The Clinical Regulatory Writing Program Leads in this role may also be line managers, accountable for coaching and mentoring their direct reports fairly and providing strategic direction and highlighting new opportunities at the individual and departmental level.

What You’ll Do:

• Provide expert leadership across a group of submissions or programs, overseeing the communication strategy.
• Drive the use and exploitation of information by sharing drug and disease-specific knowledge and experience across program and submission teams and through a network of Program Leads.
• Identify commonalities and differences in communication strategy, content and process across multiple programs or submissions, and optimize approaches.
• Influence stakeholders at the highest levels of the organization, eg, to establish best communications practices across a TA or Business Unit.
• Be a leader within the disease area or drug programs. Set clear direction while advising others and develop innovative solutions in highly complex situations (eg, drug programs with multiple indications/combinations).
• Lead submission activities when acting as a submission lead (eg, authoring clinical submission communication strategies) or lead authoring other key documents within a program.
• Review key submission documents across the continuum for consistency of messaging, as agreed with submission leads.
• Be relentless in pursuit of excellence, personally driven to improve standards across the business and provide relevant support and training to projects and vendors, as required.
• Continuously develop best practice for the Clinical Regulatory Writing organization. Actively coach and provide strategic steer to Clinical Regulatory Writers. Peer review, remove obstacles and proactively identify and mitigate risks.
• Represent Clinical Regulatory Writing on various improvement workstreams, business initiatives, and external activities and meetings by acting as a subject matter expert.
• Drive resourcing strategy within area of accountability. Directly interface with medical writing vendors in contracting and overseeing externalized work.
• Support recruitment and onboarding activities for new members of the group.

In Line management Role:

• Clearly communicate company and team objectives to the staff that they line manage.
• Manage performance development process and drive promotion and succession activities.
• Provide staff with opportunities for continuous learning and development through different project and non-project initiatives and through leading regular team and 1:1 discussions.
• Support group with risk and issue management and monitor metrics for performance, compliance, and workload (and react accordingly).
• Drive recruitment and onboarding activities for new members to the group.

Requirements:

• 10 years of active medical writing experience and a Master’s of Science, PhD is strongly preferred
• Thorough understanding of the oncology drug development and knowledge of oncology endpoints is a must
• Clinical interpretation skills, Stakeholder management, Multitasking, High-pressure/high-pace
• IND (Briefing documents, Clinical study protocols, Paediatric investigational plans, Phase 1 and 2 CSR)
• NDA (Phase 3 CSR, Module 2 Summaries)
• Health authority response (HAQ)
• Program management experience required
• Line management experience preferred and expected

AstraZeneca embraces diversity and equality of opportunity.
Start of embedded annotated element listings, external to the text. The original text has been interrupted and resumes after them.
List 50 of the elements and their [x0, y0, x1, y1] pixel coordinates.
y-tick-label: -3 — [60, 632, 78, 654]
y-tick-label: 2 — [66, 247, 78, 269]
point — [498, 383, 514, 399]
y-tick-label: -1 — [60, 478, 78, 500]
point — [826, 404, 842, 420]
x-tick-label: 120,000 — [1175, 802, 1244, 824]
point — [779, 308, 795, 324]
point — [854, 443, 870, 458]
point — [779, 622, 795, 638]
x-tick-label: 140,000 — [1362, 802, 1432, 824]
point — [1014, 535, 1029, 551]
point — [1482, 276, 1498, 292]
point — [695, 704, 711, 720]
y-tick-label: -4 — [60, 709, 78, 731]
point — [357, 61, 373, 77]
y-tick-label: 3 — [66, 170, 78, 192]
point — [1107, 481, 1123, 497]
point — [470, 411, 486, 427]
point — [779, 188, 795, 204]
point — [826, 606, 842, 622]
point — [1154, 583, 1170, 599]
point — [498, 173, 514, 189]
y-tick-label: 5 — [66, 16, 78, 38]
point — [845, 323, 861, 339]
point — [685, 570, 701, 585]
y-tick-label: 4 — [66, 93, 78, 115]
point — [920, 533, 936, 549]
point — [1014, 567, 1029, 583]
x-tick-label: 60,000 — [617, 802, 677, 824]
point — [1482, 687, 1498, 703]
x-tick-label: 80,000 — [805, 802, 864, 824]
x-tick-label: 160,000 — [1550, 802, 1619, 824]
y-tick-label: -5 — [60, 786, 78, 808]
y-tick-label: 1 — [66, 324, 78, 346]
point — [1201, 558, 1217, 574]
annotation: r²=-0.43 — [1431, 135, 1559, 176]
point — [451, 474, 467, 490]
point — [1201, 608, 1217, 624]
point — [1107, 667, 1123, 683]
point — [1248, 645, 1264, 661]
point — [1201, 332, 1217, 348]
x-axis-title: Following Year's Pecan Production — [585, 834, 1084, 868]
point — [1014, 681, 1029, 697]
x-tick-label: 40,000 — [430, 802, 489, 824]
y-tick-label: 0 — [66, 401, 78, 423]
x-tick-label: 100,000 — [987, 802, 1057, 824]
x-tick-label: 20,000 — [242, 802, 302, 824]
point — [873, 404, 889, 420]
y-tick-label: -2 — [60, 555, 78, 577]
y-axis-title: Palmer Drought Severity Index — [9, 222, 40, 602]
We are committed to building an inclusive and diverse team representing all backgrounds, with as wide a range of perspectives as possible, and harnessing industry-leading skills. We believe that the more inclusive we are, the better our work will be. We welcome and consider applications to join our team from all qualified candidates, regardless of their characteristics. We comply with all applicable laws and regulations on non-discrimination in employment (and recruitment), as well as work authorization and employment eligibility verification requirements.